Bipartite spanning sub(di)graphs induced by 2-partitions

For a given $2$-partition $(V_1,V_2)$ of the vertices of a (di)graph $G$, we study properties of the spanning bipartite subdigraph $B_G(V_1,V_2)$ of $G$ induced by those arcs/edges that have one end in each $V_i$. We determine, for all pairs of non-negative integers $k_1,k_2$, the complexity of deciding whether $G$ has a 2-partition $(V_1,V_2)$ such that each vertex in $V_i$ has at least $k_i$ (out-)neighbours in $V_{3-i}$. We prove that it is ${\cal NP}$-complete to decide whether a digraph $D$ has a 2-partition $(V_1,V_2)$ such that each vertex in $V_1$ has an out-neighbour in $V_2$ and each vertex in $V_2$ has an in-neighbour in $V_1$. The problem becomes polynomially solvable if we require $D$ to be strongly connected.
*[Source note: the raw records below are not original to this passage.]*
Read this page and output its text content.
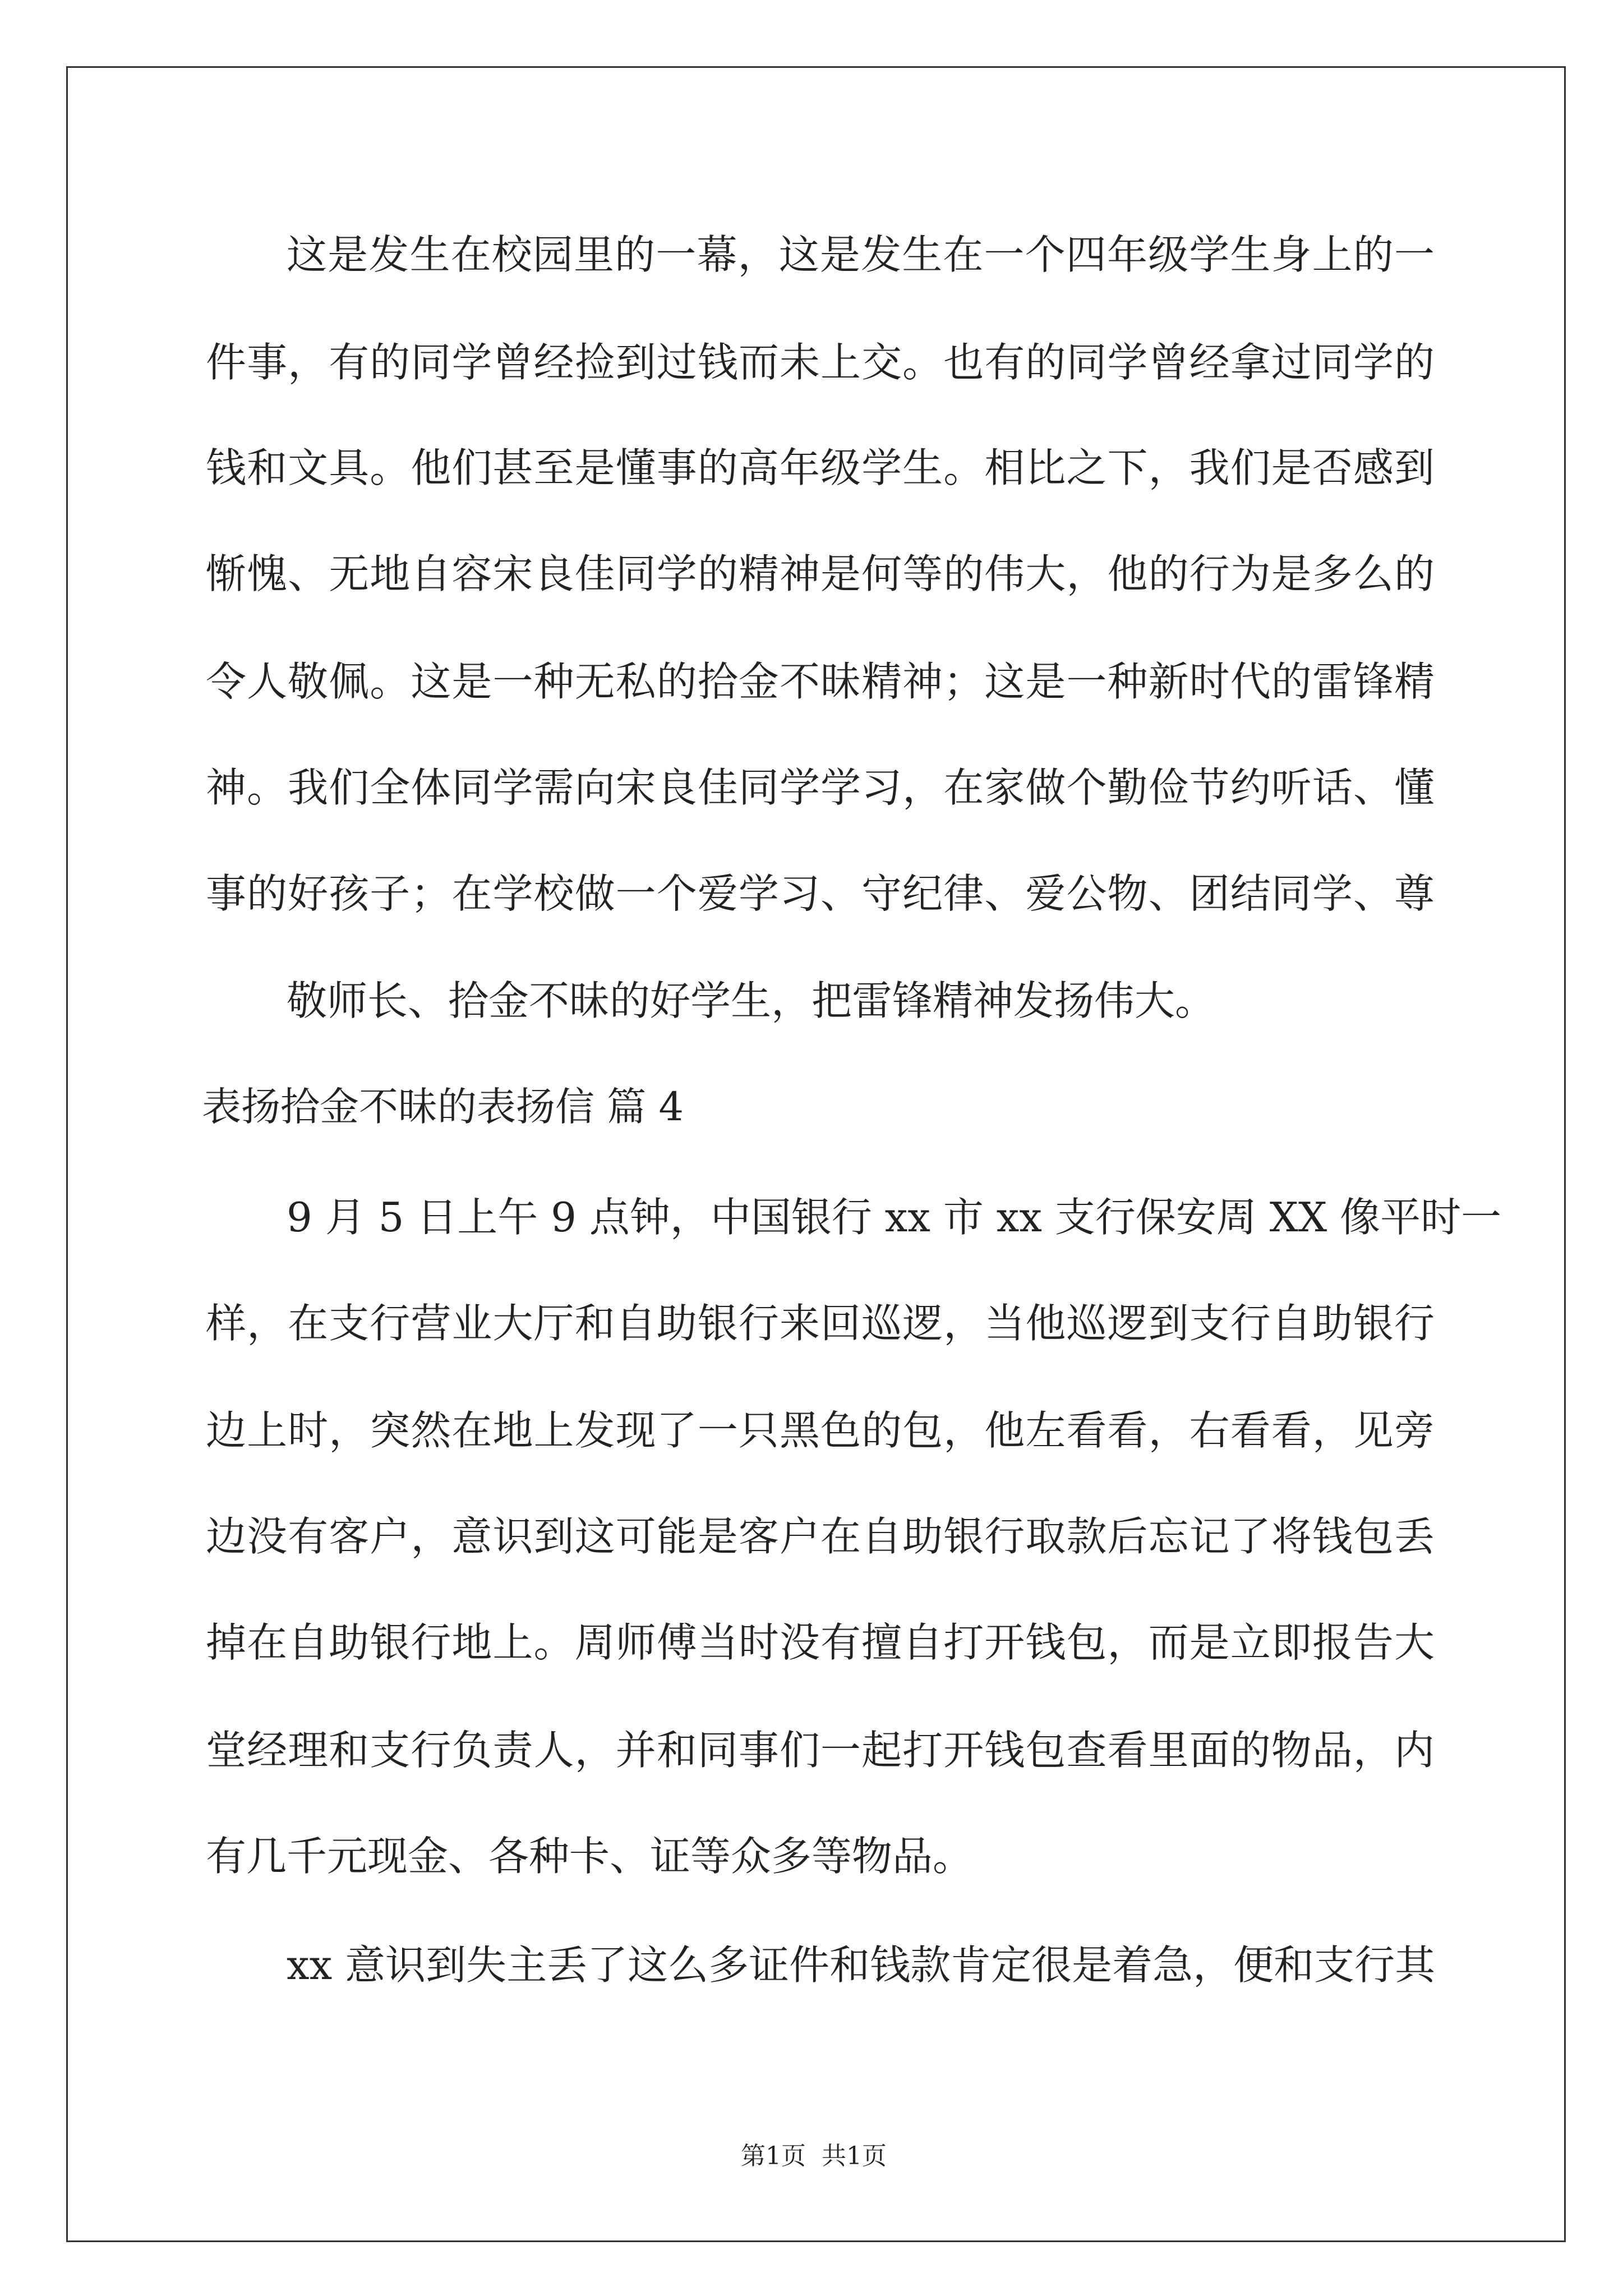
这是发生在校园里的一幕，这是发生在一个四年级学生身上的一
件事，有的同学曾经捡到过钱而未上交。也有的同学曾经拿过同学的
钱和文具。他们甚至是懂事的高年级学生。相比之下，我们是否感到
惭愧、无地自容宋良佳同学的精神是何等的伟大，他的行为是多么的
令人敬佩。这是一种无私的拾金不昧精神；这是一种新时代的雷锋精
神。我们全体同学需向宋良佳同学学习，在家做个勤俭节约听话、懂
事的好孩子；在学校做一个爱学习、守纪律、爱公物、团结同学、尊
敬师长、拾金不昧的好学生，把雷锋精神发扬伟大。
表扬拾金不昧的表扬信 篇 4
9 月 5 日上午 9 点钟，中国银行 xx 市 xx 支行保安周 XX 像平时一
样，在支行营业大厅和自助银行来回巡逻，当他巡逻到支行自助银行
边上时，突然在地上发现了一只黑色的包，他左看看，右看看，见旁
边没有客户，意识到这可能是客户在自助银行取款后忘记了将钱包丢
掉在自助银行地上。周师傅当时没有擅自打开钱包，而是立即报告大
堂经理和支行负责人，并和同事们一起打开钱包查看里面的物品，内
有几千元现金、各种卡、证等众多等物品。
xx 意识到失主丢了这么多证件和钱款肯定很是着急，便和支行其
第1页  共1页
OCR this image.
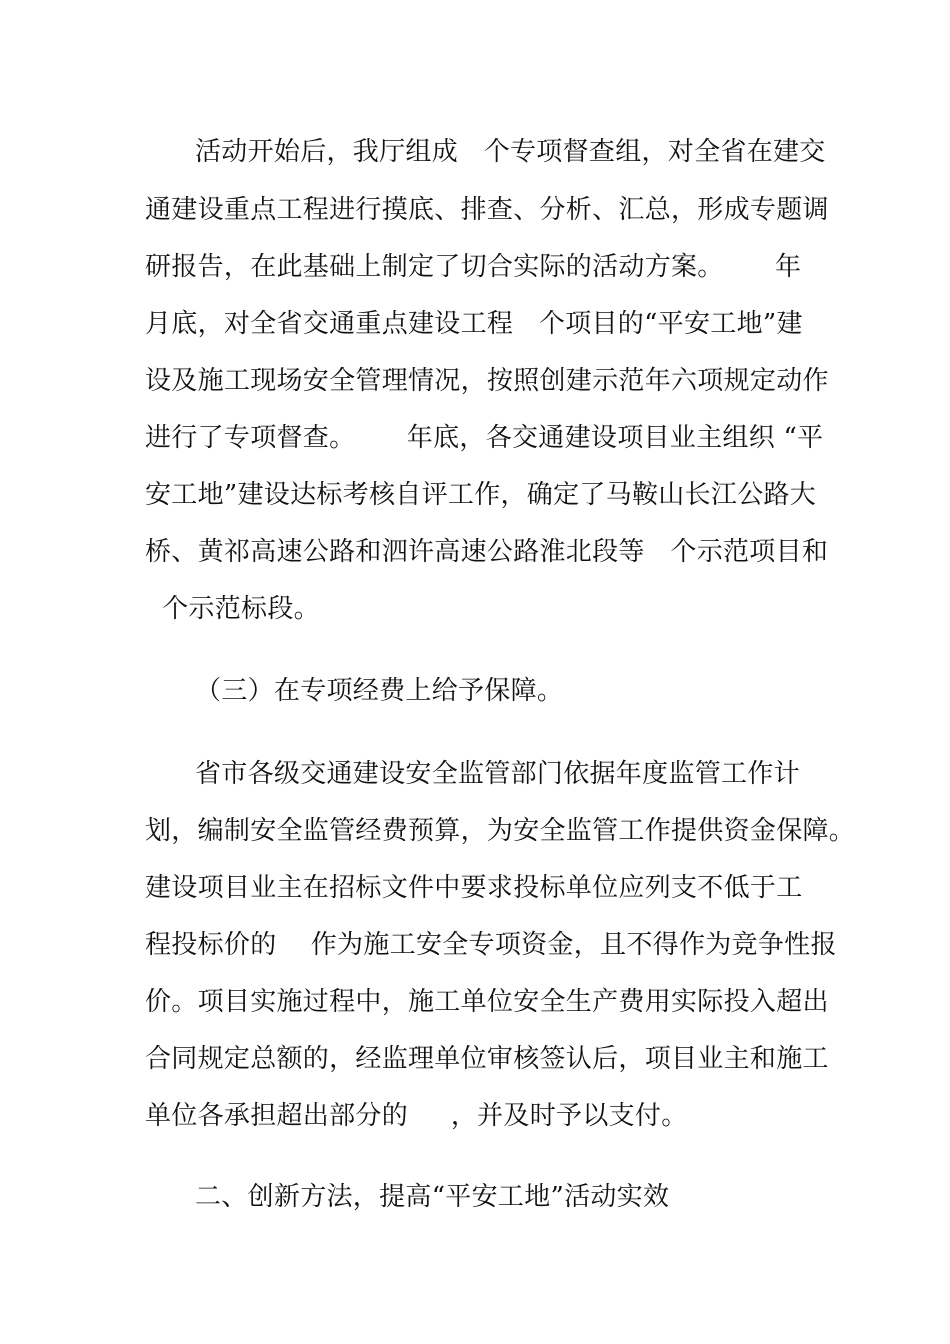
活动开始后，我厅组成   个专项督查组，对全省在建交
通建设重点工程进行摸底、排查、分析、汇总，形成专题调
研报告，在此基础上制定了切合实际的活动方案。      年
月底，对全省交通重点建设工程   个项目的“平安工地”建
设及施工现场安全管理情况，按照创建示范年六项规定动作
进行了专项督查。      年底，各交通建设项目业主组织 “平
安工地”建设达标考核自评工作，确定了马鞍山长江公路大
桥、黄祁高速公路和泗许高速公路淮北段等   个示范项目和
个示范标段。
（三）在专项经费上给予保障。
省市各级交通建设安全监管部门依据年度监管工作计
划，编制安全监管经费预算，为安全监管工作提供资金保障。
建设项目业主在招标文件中要求投标单位应列支不低于工
程投标价的    作为施工安全专项资金，且不得作为竞争性报
价。项目实施过程中，施工单位安全生产费用实际投入超出
合同规定总额的，经监理单位审核签认后，项目业主和施工
单位各承担超出部分的     ，并及时予以支付。
二、创新方法，提高“平安工地”活动实效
We give a characterisation, based on the so-called strong component digraph of a non-strong digraph of the structure of ${\cal NP}$-complete instances in terms of their strong component digraph. When we want higher in-degree or out-degree to/from the other set the problem becomes ${\cal NP}$-complete even for strong digraphs. A further result is that it is ${\cal NP}$-complete to decide whether a given digraph $D$ has a $2$-partition $(V_1,V_2)$ such that $B_D(V_1,V_2)$ is strongly connected. This holds even if we require the input to be a highly connected eulerian digraph.